From K20 different streams becomes fully concurrent(used to be concurrent on the edge).

However My program need the old way. Or I need to do a lot of synchronization to solve the dependency problem.

Is it possible to switch stream management to the old way?

einpoklum
  • 118,144
  • 57
  • 340
  • 684
worldterminator
  • 2,968
  • 6
  • 33
  • 52
  • 1
    Can you give more information about what the problem is? By putting work A and B in different streams you are explicitly stating that A and B are independent, so what is the "dependency problem"? – Tom Feb 15 '13 at 14:40
  • @Tom I need to do A-B-C for each data. For data1 it is A1-B1-C1. for data2 it is A2-B2-C2. But A2 can not start unitl A1 ends. B and C has no such restriction. I require each time only one A, B, C be executed. So I design A[i-2],B[i-1],C[i] is executed concurrently(different stream). Without the old stream pattern. I can not do this. – worldterminator Feb 20 '13 at 14:27
  • You're fundamentally violating the programming model. Either put A1 and A2 in the same stream, or use cross stream synchronisation. Relying on the fact that pre-sm35 hardware was introducing false dependencies is foolish. – Tom Feb 21 '13 at 20:52

2 Answers2

6

CUDA C Programming Guide section on Asynchronous Current Execution

A stream is a sequence of commands (possibly issued by different host threads) that execute in order. Different streams, on the other hand, may execute their commands out of order with respect to one another or concurrently; this behavior is not guaranteed and should therefore not be relied upon for correctness (e.g., inter-kernel communication is undefined).

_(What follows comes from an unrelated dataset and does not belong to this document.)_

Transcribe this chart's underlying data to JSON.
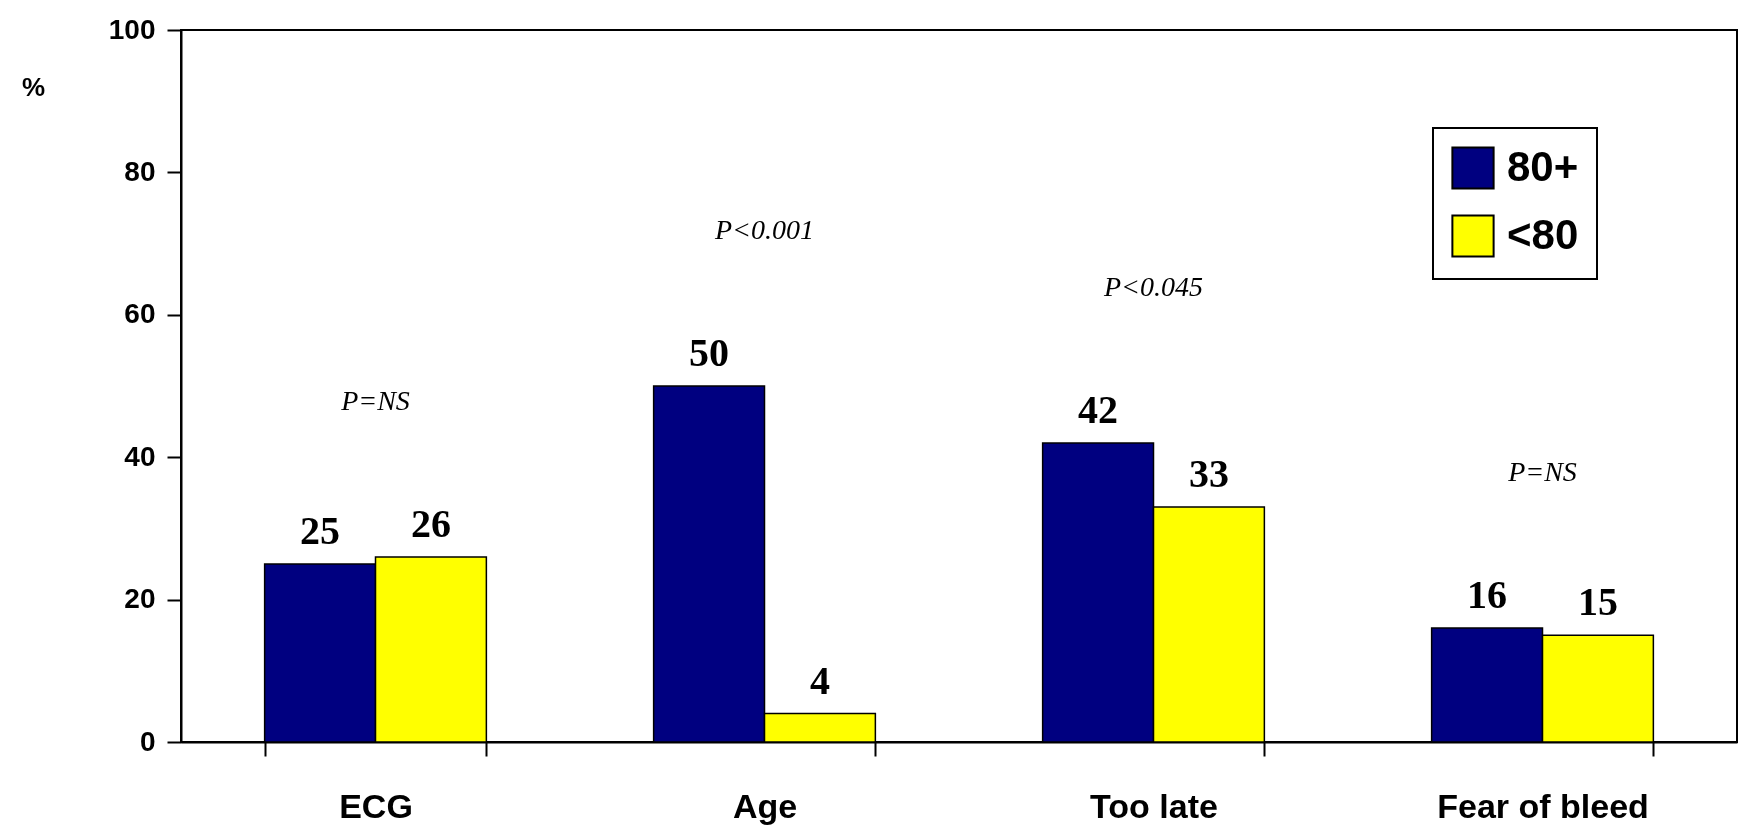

If the application relied on Compute Capability 2.* and 3.0 implementation of streams then the program violates the definition of streams and any change to the CUDA driver (e.g. queuing of per stream requests) or new hardware will break the program.

If you need a temporary workaround then I would suggest moving all work to a single user defined stream. This may impact performance but it is likely the only temporary workaround.

Greg Smith
  • 11,007
  • 2
  • 36
  • 37
  • This is not the answer I want. I know how stream works. But K20's stream is different from previous GPU. I want to know how to switch it back or other solutions. – worldterminator Feb 15 '13 at 01:33
  • 6
    The hardware and the driver do not support emulating CC 3.0 and early execution mode on CC 3.5. Your program violates the programming model. It is highly recommended that you fix you program as there is no guarantee that a future CUDA driver update that adheres to the definition of the programming model will not break your program on CC 3.0 and early devices. – Greg Smith Feb 15 '13 at 18:18
1

Can you express the kernel dependencies with cudaEvent_t objects?

The Streams and Concurrency Webinar shows some quick code snippets on how to use events. Some of the details of that presentation are only applicable to pre-Kepler hardware, but I'm assuming from the original question that you're familiar with how things have changed since Fermi now that there are multiple command queues.

Mr Fooz
  • 109,094
  • 6
  • 73
  • 101